Перечитывая прозу Мандельштама, Ахматова восхищалась: «Богат Осип, богат»95. А замышляя собственную прозу, она мыслила ее себе не иначе как «двоюродную сестру» «Охранной грамоты» и «Шума времени». В черновых набросках она полушутливо замечает: «Боюсь, что по сравнению со своими роскошными кузинами она будет казаться замарашкой, простушкой, золушкой и т. д. <…>Оба они (и Борис, и Осип) писали свои книги, едва достигнув зрелости, когда все, о чем они вспоминают, было еще не так сказочно далеко. Но видеть без головокружения девяностые годы 19 в. с высоты середины ХХ века почти невозможно»96.
БИТВА ПОД УЛЕНШПИГЕЛЕМ
Памяти Ефима Эткинда
Неужели я мог понадобиться Горнфельду, как пример литературного хищничества?97
1
История эта обрамлена двумя мандельштамовскими «прозами». Очерк «Жак родился и умер», написанный в июне 1926 года и впервые опубликованный в вечернем выпуске «Красной газеты» 3 июля 1926 – как бы ее пролог, а «Четвертая проза» – эпилог и кульминация.

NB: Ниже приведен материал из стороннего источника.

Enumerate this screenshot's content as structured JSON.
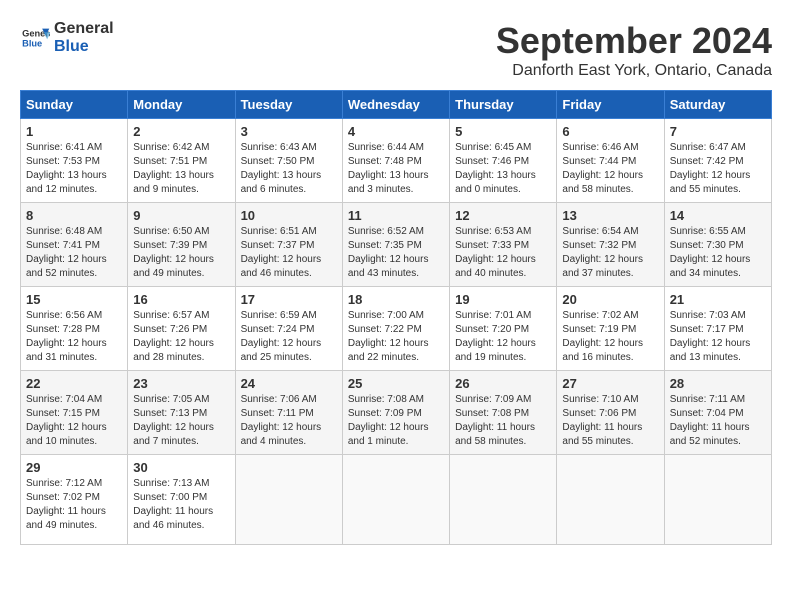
{
  "header": {
    "logo_general": "General",
    "logo_blue": "Blue",
    "month": "September 2024",
    "location": "Danforth East York, Ontario, Canada"
  },
  "days_of_week": [
    "Sunday",
    "Monday",
    "Tuesday",
    "Wednesday",
    "Thursday",
    "Friday",
    "Saturday"
  ],
  "weeks": [
    [
      {
        "day": "1",
        "sunrise": "6:41 AM",
        "sunset": "7:53 PM",
        "daylight": "13 hours and 12 minutes."
      },
      {
        "day": "2",
        "sunrise": "6:42 AM",
        "sunset": "7:51 PM",
        "daylight": "13 hours and 9 minutes."
      },
      {
        "day": "3",
        "sunrise": "6:43 AM",
        "sunset": "7:50 PM",
        "daylight": "13 hours and 6 minutes."
      },
      {
        "day": "4",
        "sunrise": "6:44 AM",
        "sunset": "7:48 PM",
        "daylight": "13 hours and 3 minutes."
      },
      {
        "day": "5",
        "sunrise": "6:45 AM",
        "sunset": "7:46 PM",
        "daylight": "13 hours and 0 minutes."
      },
      {
        "day": "6",
        "sunrise": "6:46 AM",
        "sunset": "7:44 PM",
        "daylight": "12 hours and 58 minutes."
      },
      {
        "day": "7",
        "sunrise": "6:47 AM",
        "sunset": "7:42 PM",
        "daylight": "12 hours and 55 minutes."
      }
    ],
    [
      {
        "day": "8",
        "sunrise": "6:48 AM",
        "sunset": "7:41 PM",
        "daylight": "12 hours and 52 minutes."
      },
      {
        "day": "9",
        "sunrise": "6:50 AM",
        "sunset": "7:39 PM",
        "daylight": "12 hours and 49 minutes."
      },
      {
        "day": "10",
        "sunrise": "6:51 AM",
        "sunset": "7:37 PM",
        "daylight": "12 hours and 46 minutes."
      },
      {
        "day": "11",
        "sunrise": "6:52 AM",
        "sunset": "7:35 PM",
        "daylight": "12 hours and 43 minutes."
      },
      {
        "day": "12",
        "sunrise": "6:53 AM",
        "sunset": "7:33 PM",
        "daylight": "12 hours and 40 minutes."
      },
      {
        "day": "13",
        "sunrise": "6:54 AM",
        "sunset": "7:32 PM",
        "daylight": "12 hours and 37 minutes."
      },
      {
        "day": "14",
        "sunrise": "6:55 AM",
        "sunset": "7:30 PM",
        "daylight": "12 hours and 34 minutes."
      }
    ],
    [
      {
        "day": "15",
        "sunrise": "6:56 AM",
        "sunset": "7:28 PM",
        "daylight": "12 hours and 31 minutes."
      },
      {
        "day": "16",
        "sunrise": "6:57 AM",
        "sunset": "7:26 PM",
        "daylight": "12 hours and 28 minutes."
      },
      {
        "day": "17",
        "sunrise": "6:59 AM",
        "sunset": "7:24 PM",
        "daylight": "12 hours and 25 minutes."
      },
      {
        "day": "18",
        "sunrise": "7:00 AM",
        "sunset": "7:22 PM",
        "daylight": "12 hours and 22 minutes."
      },
      {
        "day": "19",
        "sunrise": "7:01 AM",
        "sunset": "7:20 PM",
        "daylight": "12 hours and 19 minutes."
      },
      {
        "day": "20",
        "sunrise": "7:02 AM",
        "sunset": "7:19 PM",
        "daylight": "12 hours and 16 minutes."
      },
      {
        "day": "21",
        "sunrise": "7:03 AM",
        "sunset": "7:17 PM",
        "daylight": "12 hours and 13 minutes."
      }
    ],
    [
      {
        "day": "22",
        "sunrise": "7:04 AM",
        "sunset": "7:15 PM",
        "daylight": "12 hours and 10 minutes."
      },
      {
        "day": "23",
        "sunrise": "7:05 AM",
        "sunset": "7:13 PM",
        "daylight": "12 hours and 7 minutes."
      },
      {
        "day": "24",
        "sunrise": "7:06 AM",
        "sunset": "7:11 PM",
        "daylight": "12 hours and 4 minutes."
      },
      {
        "day": "25",
        "sunrise": "7:08 AM",
        "sunset": "7:09 PM",
        "daylight": "12 hours and 1 minute."
      },
      {
        "day": "26",
        "sunrise": "7:09 AM",
        "sunset": "7:08 PM",
        "daylight": "11 hours and 58 minutes."
      },
      {
        "day": "27",
        "sunrise": "7:10 AM",
        "sunset": "7:06 PM",
        "daylight": "11 hours and 55 minutes."
      },
      {
        "day": "28",
        "sunrise": "7:11 AM",
        "sunset": "7:04 PM",
        "daylight": "11 hours and 52 minutes."
      }
    ],
    [
      {
        "day": "29",
        "sunrise": "7:12 AM",
        "sunset": "7:02 PM",
        "daylight": "11 hours and 49 minutes."
      },
      {
        "day": "30",
        "sunrise": "7:13 AM",
        "sunset": "7:00 PM",
        "daylight": "11 hours and 46 minutes."
      },
      null,
      null,
      null,
      null,
      null
    ]
  ]
}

В прологе – этой беспримесной рефлексии на состояние переводного дела в СССР, возмущенной, но и почти без «оргвыводов», – сказано уже почти все. «Кто он, этот Жак?» – вопрошает Мандельштам, прежде чем припечатать этим именем – «Жак» – все те же потоки переводной халтуры, к которым он вернется позднее.
А ведь так было не всегда! Было и то время, «…когда перевод иностранной книги на русский язык являлся событием – честью для чужеземного автора и праздником для читателя. Было время, когда равные переводили равных, состязаясь в блеске языка, когда перевод был прививкой чужого плода и здоровой гимнастикой духовных мышц. Добрый гений русских переводчиков – Жуковский, и Пушкин – принимали переводы всерьез. <…> Высшая награда для переводчика – это усвоение переведенной им вещи русской литературой. Много ли можем мы назвать таких примеров после Бальмонта, Брюсова и русских “Эмалей и камей“ Теофиля Готье?»
Нынче же, то есть в середине 1920-х гг. (хотя кажется, что это и про сейчас сказано), – «…перевод иностранных авторов таким, каким он был, захлестнувши и опустошивши целый период в истории русской книги, густой саранчой опустившийся на поля слова и мысли, был, конечно, «переводом», т. е. изводом неслыханной массы труда, энергии, времени, упорства, бумаги и живой человеческой крови. <…> По линии наименьшего сопротивления – на лабазные весы магазинов пудами везут «дешевый мозг».
Эта халтура, эта саранча – этот «Жак», который «родился и умер», – не так уж и безобиден: «Все книги, плохие и хорошие, – сестры, и от соседства с «Жаком» страдает сестра его – русская книга. Через «Жака» просвечивает какая-то мерзкая чичиковская рожа, кто-то показывает кукиш и гнусной фистулой спрашивает: «Что, брат, скучно жить в России? Мы тебе покажем, как разговаривают господа в лионском экспрессе, как бедная девушка страдает оттого, что у нее всего сто тысяч франков. Мы тебя окатим таким сигарным дымом и поднесем такого ликерцу, что позабудешь думать о заграничном паспорте!»
А вот и «оргвывод», к коему пришел Мандельштам в 1926 году: «Взыскательной и строгой сестрой должна подойти русская литература к литературе Запада и без лицемерной разборчивости, но с величайшим, пусть оскорбительным для западных писателей, недоверием выбрать хлеб среди камней».
Да здравствует лучшая в мире цензура – по признаку литературного качества!..
2
Этот «Жак», а точнее – переводческая, ради куска хлеба и лечения жены, поденщина, состоявшая в том числе и в преодолении уровня «Жака» в конкретных работах, для самого Мандельштама оказался опасен вдвойне и двояко. Во-первых, тем, что перекрывал воздух и ход собственным, непереводным, стихам. А, во-вторых, тем, что подспудно готовил, а в один нехороший день загнал поэта в самую настоящую западню.